Will American Liquefied Natural Gas Change the Russian Sanctions Game?

Brianna Philpot is a graduate student of Russian and Slavic Studies and International Relations at NYU.

When Russia annexed Crimea in 2014, the United States reacted with its first round of sanctions against the country, with the Obama administration levying additional sanctions in December of 2016 after the American Intelligence Community announced that Russia had interfered in the American presidential election. We may never know what effect American sanctions have had on the situation in Ukraine, but one thing is clear: they have not deterred Russia from continuing to target American elections. Why? As this post will argue, the structure of the Russian economy is partly to blame.

Russian President Vladimir Putin signs the Treaty on Accession of the Republic of Crimea to Russia, formally annexing the Crimean peninsula on March 18th, 2014. Source: The Kremlin

In 2017, Russia’s top three exports (crude petroleum, refined petroleum, and petroleum gas) accounted for just over 50% of total Russian exports. This dependence on oil makes Russia vulnerable to market fluctuations. Although the Russian economy has diversified somewhat since 2013, systemic problems are likely to keep oil on top.

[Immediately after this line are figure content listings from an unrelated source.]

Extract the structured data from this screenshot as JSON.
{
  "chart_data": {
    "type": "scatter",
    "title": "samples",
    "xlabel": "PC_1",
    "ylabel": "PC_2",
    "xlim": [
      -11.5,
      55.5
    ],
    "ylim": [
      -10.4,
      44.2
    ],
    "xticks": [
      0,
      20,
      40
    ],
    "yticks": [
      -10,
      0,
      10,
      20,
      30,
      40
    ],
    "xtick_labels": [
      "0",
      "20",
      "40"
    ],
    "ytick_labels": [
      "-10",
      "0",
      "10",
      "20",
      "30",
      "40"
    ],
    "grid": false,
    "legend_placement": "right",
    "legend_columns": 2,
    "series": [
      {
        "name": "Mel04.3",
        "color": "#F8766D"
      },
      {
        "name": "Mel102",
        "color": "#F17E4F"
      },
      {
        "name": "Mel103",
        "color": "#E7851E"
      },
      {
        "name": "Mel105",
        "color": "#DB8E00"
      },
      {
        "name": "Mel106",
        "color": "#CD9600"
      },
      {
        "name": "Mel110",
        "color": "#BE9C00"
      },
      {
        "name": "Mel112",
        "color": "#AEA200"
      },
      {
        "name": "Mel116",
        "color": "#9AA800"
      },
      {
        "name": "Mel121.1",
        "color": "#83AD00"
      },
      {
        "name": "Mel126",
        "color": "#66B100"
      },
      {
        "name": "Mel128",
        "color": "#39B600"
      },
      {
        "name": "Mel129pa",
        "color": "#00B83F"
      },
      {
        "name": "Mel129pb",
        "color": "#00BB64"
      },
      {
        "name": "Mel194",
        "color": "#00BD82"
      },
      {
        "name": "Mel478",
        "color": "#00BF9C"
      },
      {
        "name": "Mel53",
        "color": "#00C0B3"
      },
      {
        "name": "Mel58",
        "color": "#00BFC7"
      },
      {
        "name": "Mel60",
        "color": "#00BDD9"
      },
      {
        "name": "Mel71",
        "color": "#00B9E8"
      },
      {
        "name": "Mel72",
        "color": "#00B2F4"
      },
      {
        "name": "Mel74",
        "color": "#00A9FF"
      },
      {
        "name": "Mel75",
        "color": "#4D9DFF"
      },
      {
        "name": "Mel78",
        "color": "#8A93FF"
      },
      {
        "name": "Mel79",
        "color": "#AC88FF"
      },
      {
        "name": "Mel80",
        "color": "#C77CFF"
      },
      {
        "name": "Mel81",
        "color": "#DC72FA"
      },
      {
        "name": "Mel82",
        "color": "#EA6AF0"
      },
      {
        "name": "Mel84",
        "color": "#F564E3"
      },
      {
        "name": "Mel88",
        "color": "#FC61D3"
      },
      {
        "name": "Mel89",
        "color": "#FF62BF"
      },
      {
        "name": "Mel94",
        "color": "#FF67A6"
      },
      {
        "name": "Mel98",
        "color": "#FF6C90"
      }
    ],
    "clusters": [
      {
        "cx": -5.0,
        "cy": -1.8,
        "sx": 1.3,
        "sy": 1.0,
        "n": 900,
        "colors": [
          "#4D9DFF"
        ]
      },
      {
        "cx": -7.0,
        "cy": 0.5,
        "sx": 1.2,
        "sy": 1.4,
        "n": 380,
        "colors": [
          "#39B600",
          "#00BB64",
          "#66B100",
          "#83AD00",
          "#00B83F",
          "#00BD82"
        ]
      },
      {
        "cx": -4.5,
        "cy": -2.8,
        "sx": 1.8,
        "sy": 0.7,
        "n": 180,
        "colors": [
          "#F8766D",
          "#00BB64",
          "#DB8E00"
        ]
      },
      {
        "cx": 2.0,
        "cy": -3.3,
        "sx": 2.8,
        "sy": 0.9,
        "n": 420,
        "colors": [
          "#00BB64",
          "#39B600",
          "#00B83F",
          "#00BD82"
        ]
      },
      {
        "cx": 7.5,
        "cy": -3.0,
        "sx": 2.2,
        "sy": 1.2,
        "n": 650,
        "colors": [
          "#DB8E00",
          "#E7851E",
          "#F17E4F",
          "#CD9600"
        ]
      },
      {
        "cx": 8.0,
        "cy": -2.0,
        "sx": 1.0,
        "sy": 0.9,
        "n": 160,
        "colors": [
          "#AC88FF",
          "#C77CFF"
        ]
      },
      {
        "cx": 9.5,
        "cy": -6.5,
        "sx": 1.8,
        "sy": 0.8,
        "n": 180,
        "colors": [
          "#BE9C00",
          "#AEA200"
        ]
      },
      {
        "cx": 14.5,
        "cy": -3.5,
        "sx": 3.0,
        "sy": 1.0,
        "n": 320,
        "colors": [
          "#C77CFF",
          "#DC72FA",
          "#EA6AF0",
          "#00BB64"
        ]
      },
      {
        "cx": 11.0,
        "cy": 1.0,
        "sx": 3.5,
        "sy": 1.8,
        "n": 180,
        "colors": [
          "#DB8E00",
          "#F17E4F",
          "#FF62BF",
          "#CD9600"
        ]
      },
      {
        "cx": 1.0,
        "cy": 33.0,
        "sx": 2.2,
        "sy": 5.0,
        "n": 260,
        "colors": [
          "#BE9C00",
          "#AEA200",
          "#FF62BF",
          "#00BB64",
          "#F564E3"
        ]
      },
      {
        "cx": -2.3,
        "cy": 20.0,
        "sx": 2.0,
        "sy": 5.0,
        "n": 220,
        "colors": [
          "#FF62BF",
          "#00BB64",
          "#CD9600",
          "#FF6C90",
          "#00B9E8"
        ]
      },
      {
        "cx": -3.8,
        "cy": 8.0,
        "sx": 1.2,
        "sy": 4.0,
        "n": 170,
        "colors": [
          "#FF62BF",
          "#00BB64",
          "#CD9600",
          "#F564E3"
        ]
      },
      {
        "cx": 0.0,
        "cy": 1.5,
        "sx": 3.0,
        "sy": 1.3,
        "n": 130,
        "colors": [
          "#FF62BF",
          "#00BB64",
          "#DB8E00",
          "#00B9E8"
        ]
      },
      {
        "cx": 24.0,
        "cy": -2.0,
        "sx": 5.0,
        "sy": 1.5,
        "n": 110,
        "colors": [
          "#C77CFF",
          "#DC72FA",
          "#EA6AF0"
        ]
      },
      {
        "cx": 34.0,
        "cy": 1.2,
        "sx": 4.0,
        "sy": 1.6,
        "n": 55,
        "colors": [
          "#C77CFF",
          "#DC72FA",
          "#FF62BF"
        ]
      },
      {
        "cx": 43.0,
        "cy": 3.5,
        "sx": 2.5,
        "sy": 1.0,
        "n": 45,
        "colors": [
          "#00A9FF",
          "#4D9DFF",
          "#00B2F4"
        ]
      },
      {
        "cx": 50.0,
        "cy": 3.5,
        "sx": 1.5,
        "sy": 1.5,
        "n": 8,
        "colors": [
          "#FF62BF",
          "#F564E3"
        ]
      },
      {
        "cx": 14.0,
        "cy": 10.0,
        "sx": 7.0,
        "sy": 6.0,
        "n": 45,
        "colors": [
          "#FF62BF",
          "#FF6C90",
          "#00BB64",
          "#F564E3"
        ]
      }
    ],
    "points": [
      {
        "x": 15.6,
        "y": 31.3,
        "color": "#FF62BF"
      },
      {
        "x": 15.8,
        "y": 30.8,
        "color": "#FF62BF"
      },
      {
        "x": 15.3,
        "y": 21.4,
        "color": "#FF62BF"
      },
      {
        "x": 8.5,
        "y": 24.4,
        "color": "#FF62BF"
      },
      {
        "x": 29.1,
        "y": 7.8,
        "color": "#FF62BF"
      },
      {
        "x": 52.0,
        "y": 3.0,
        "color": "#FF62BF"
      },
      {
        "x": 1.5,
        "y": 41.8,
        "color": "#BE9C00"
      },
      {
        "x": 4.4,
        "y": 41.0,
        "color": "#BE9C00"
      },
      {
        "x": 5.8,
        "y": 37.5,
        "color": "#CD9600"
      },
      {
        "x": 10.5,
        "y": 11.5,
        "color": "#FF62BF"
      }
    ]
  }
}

It is therefore no surprise that Russian energy companies like Gazprom and Rosneft have found themselves in the crosshairs of the US Department of Treasury: if you want to hurt the Russian economy, you go after oil. The trouble with this strategy is that it’s not working: Russia’s sanctioned companies are doing better today than unsanctioned counterparts. Russia continues to sell because Europe continues to buy. Germany, for instance, derives 40% (36.47 billion cubic meters in 2017) of its natural gas from Russia, making it Gazprom’s single largest market.

Although Germany isn’t the only US ally buying gas from Russia, it is one of the most dependent on it. To address this issue, Germany has decided to build a liquefied natural gas (LNG) import facility, with American LNG theoretically poised to replace some of the Russian exports in the German energy market.  This could be a game-changer in the long term, but how likely are we to see an impact before the next Russian presidential election in 2024?

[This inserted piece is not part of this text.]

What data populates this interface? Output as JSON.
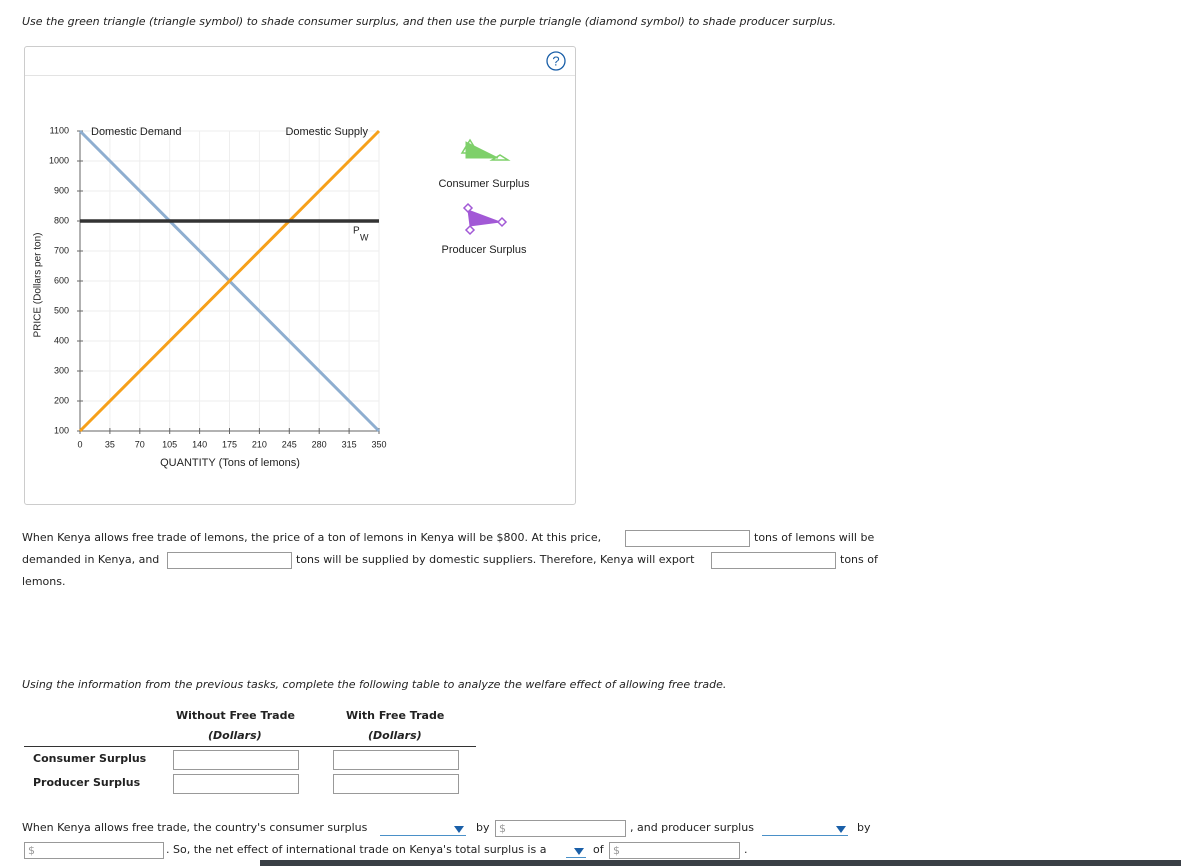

By the end of 2019, American LNG export capacity will triple to 60 billion cubic feet per day. As Mexico increases its own production of LNG, American companies will be able to divert what they are currently exporting to Mexico to other markets. After Russia cut Poland’s power ten years ago, Poland resolved to eliminate its dependence on its neighbor and has since signed onto several trade agreements with American LNG companies, demonstrating America’s potential to disrupt the Russian energy market.

Cove Point, an offshore LNG terminal located near Lusby, Maryland. Source: Wikipedia

However, Germany’s relationship with Russia is very different from Poland’s, a country whose long history includes multiple partitions, rebellions, and invasions. Germany thus views the plan to increase the capacity of Nord Stream, the Gazprom pipeline that transports Russian natural gas to Germany, as an opportunity rather than a potential pitfall.  When construction is complete, the project will increase German imports of Russian gas from 40% to 60%.

Additionally, if the timeline between announcement and launch for Germany’s first LNG import facility is similar to Poland’s, it won’t be operational until 2025. Poland, meanwhile, was much more motivated to eliminate its dependence on Russia than is Germany, meaning that Russian gas will likely continue to enjoy its dominance in the latter country.  Even after construction is complete, there’s no guarantee that American LNG will succeed in the German market. LNG import facilities in other European countries are operating at only 25% capacity, due in part to a price differential that favors Russian imports.

Świnoujście, Poland’s first LNG terminal, which opened in 2015.

In short, American LNG is unlikely to make an impact on Russian energy exports in the near future, and as long as Germany and the rest of Europe remain dependent on Russian gas, sanctions against Russia aren’t going to hurt the Russian economy the way the United States might be hoping.